Posted on May 30, 2013

Google has been making some big changes to their local business listings over the past year. Most recently, they merged Google+ and Google+ Local business listings. Google+ is Google’s social networking site, which was launched on June 28th, 2011. On it, users are able to connect with their friends, share text, photos, and videos, and utilize the messenger and Hangout (video chat) features.

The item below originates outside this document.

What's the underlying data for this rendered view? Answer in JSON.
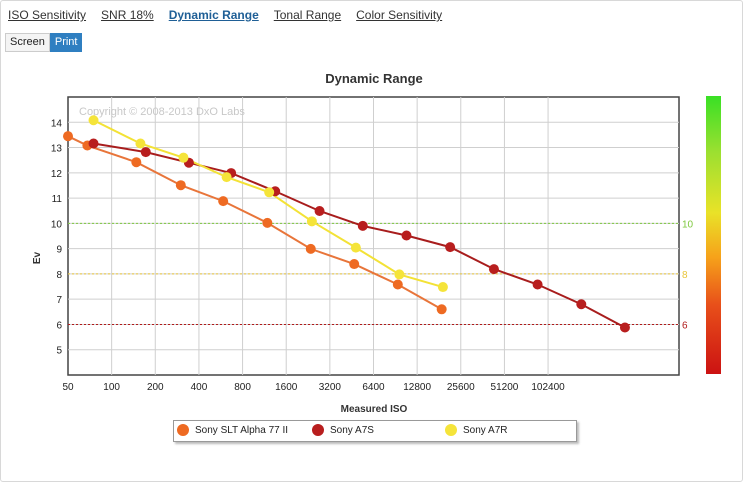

Google+ Local business listings are the business listings which show up in any Google or Google Maps searches based on location. They include a business’ NAP (name, address, and phone number) and website. The listing would be marked by a location pin on the map along with any reviews a business might have. For example, if you searched for “Astonish Warwick, RI” on Google Maps, you would find this result (image in thumbnail):

Astonish local listing

On a list of the most popular social networking sites, Google+ is second only to Facebook. By merging Google+ Local business listings with Google+, the business listings will probably get a lot more traffic. Increased traffic isn’t the only perk to come out of the merge, though. Insurance agencies will no longer have to create separate Google+ pages and Google+ Local business listings, which mean they will no longer have to go through a verification process for each. On one verified Google+ Local page, you can list agency information as well as social media content. Agencies can easily build an audience by posting engaging social media content and build brand authority through user reviews and +1’s (the Google+ version of a Facebook “like”). Another bonus that is coming out of the merge is that any additions or changes you make to your business information will be approved faster!

Hopefully you see now how helpful the new, merged Google+ Local can be for your agency. It is available to new agencies already and should be available for agencies that have already created a Google+ account or Google+ Local listing within the coming months.